Necmettin Erbakan University, Faculty of Dentistry, Department of Oral and Maxillofacial Radiology, Konya, Turkey.
Pamukkale University, Faculty of Technology, Department of Biomedical Engineering, Denizli, Turkey.
Comput Biol Med. 2024 Aug;178:108755. doi: 10.1016/j.compbiomed.2024.108755. Epub 2024 Jun 18.
Impacted teeth are abnormal tooth disorders under the gums or jawbone that cannot take their normal position even though it is time to erupt. This study aims to detect all impacted teeth and to classify impacted third molars according to the Winter method with an artificial intelligence model on panoramic radiographs.
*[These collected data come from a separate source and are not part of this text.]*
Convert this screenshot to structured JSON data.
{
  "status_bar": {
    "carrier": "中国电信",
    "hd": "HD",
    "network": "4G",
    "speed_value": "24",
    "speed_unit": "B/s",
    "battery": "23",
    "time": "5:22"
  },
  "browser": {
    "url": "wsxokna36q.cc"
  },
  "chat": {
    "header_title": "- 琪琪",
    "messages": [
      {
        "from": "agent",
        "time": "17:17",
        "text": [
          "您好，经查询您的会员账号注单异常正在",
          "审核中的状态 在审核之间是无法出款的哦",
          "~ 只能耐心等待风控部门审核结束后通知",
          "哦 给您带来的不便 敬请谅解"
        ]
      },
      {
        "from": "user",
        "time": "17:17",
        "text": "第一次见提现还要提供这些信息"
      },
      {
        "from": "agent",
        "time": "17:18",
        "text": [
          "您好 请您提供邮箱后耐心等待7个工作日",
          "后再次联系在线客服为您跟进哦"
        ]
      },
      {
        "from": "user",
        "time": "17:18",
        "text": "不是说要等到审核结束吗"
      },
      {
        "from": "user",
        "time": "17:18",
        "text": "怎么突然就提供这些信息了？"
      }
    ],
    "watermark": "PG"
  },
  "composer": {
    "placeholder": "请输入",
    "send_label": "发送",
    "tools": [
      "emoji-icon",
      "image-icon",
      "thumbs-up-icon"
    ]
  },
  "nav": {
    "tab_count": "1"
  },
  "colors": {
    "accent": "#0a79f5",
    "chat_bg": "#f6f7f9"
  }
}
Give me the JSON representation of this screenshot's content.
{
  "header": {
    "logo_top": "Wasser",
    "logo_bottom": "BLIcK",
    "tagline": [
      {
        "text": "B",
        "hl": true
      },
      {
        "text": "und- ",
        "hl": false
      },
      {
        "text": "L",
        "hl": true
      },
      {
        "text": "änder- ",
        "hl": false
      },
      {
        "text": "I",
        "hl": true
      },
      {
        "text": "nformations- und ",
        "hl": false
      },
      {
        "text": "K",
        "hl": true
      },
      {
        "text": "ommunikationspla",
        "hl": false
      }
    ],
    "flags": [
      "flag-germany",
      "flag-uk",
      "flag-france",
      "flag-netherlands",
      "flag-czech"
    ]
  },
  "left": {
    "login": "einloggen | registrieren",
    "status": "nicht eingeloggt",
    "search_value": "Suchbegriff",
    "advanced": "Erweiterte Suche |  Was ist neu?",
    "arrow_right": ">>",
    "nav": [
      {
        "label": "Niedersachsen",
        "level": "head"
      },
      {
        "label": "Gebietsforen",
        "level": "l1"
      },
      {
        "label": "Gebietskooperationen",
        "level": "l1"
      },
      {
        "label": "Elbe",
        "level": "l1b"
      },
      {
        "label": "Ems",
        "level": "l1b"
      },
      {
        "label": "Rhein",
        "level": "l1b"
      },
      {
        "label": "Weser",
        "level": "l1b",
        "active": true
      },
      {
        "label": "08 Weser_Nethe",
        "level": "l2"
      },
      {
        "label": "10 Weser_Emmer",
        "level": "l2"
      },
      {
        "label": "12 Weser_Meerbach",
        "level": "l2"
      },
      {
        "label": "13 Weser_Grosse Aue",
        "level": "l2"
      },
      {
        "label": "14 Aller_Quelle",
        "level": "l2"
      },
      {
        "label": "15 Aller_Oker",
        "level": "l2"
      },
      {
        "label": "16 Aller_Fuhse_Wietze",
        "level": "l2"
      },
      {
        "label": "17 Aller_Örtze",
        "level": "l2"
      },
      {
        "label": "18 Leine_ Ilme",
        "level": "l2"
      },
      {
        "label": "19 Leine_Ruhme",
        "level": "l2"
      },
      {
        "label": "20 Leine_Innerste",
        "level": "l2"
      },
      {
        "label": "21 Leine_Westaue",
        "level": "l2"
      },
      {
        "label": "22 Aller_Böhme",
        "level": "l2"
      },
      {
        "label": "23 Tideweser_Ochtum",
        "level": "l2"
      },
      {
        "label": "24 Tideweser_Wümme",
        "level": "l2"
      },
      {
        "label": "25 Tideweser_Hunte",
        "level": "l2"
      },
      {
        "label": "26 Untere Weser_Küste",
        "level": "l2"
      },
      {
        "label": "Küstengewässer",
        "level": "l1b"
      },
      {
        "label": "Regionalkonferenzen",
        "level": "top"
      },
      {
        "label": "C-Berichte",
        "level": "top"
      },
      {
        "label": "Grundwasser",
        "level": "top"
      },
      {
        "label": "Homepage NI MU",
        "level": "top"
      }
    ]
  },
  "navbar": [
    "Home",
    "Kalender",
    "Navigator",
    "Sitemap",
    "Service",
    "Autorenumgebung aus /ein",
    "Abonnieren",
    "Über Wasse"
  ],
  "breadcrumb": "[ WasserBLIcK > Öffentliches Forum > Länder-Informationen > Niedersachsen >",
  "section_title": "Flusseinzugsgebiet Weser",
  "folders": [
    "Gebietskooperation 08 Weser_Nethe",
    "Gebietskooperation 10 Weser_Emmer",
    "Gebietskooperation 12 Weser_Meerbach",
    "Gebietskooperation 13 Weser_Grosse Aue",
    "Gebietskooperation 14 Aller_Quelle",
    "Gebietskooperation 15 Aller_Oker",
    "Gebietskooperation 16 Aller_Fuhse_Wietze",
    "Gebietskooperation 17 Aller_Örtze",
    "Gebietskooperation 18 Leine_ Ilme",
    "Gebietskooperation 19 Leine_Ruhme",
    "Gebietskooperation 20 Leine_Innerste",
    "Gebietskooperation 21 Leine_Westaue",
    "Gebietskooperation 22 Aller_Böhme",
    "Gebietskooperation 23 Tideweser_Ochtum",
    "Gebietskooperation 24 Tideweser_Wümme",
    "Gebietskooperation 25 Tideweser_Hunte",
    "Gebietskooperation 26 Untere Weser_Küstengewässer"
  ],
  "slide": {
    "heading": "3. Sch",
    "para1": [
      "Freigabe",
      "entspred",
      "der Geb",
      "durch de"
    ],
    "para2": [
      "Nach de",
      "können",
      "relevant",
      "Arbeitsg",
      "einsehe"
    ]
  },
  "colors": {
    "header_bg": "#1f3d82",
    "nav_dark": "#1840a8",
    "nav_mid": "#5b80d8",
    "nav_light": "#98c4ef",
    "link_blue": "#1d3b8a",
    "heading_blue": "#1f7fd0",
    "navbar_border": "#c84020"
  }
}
In this study, 1197 panoramic radiographs from the dentistry faculty database were collected for all impacted teeth, and 1000 panoramic radiographs were collected for Winter classification. Some pre-processing methods were performed and the images were doubled with data augmentation. Both datasets were randomly divided into 80% training, 10% validation, and 10% testing. After transfer learning and fine-tuning processes, the two datasets were trained with the YOLOv8 deep learning algorithm, a high-performance artificial intelligence model, and the detection of impacted teeth was carried out. The results were evaluated with precision, recall, mAP, and F1-score performance metrics. A graphical user interface was designed for clinical use with the artificial intelligence weights obtained as a result of the training.
For the detection of impacted third molar teeth according to Winter classification, the average precision, average recall, and average F1 score were obtained to be 0.972, 0.967, and 0.969, respectively. For the detection of all impacted teeth, the average precision, average recall, and average F1 score were obtained as 0.991, 0.995, and 0.993, respectively.
According to the results, the artificial intelligence-based YOLOv8 deep learning model successfully detected all impacted teeth and the impacted third molar teeth according to the Winter classification system.
埋伏牙是指牙在颌骨内由于位置异常,不能萌出到正常咬合位置的牙。本研究旨在利用人工智能模型在全景片上根据 Winter 法检测所有埋伏牙,并对埋伏第三磨牙进行分类。
本研究共收集了来自牙科学系数据库的 1197 张全景片用于所有埋伏牙的检测,以及 1000 张全景片用于 Winter 分类。进行了一些预处理方法,并通过数据增强将图像加倍。两个数据集均随机分为 80%的训练集、10%的验证集和 10%的测试集。在进行迁移学习和微调过程后,使用高性能人工智能模型 YOLOv8 深度学习算法对两个数据集进行了训练,并进行了埋伏牙的检测。使用精确率、召回率、mAP 和 F1 评分等性能指标对结果进行了评估。设计了一个图形用户界面,用于临床使用,获得的人工智能权重作为训练结果。
根据 Winter 分类检测埋伏第三磨牙,平均精度、平均召回率和平均 F1 评分分别为 0.972、0.967 和 0.969。对于所有埋伏牙的检测,平均精度、平均召回率和平均 F1 评分分别为 0.991、0.995 和 0.993。
根据结果,基于人工智能的 YOLOv8 深度学习模型成功地检测了所有埋伏牙和根据 Winter 分类系统的埋伏第三磨牙。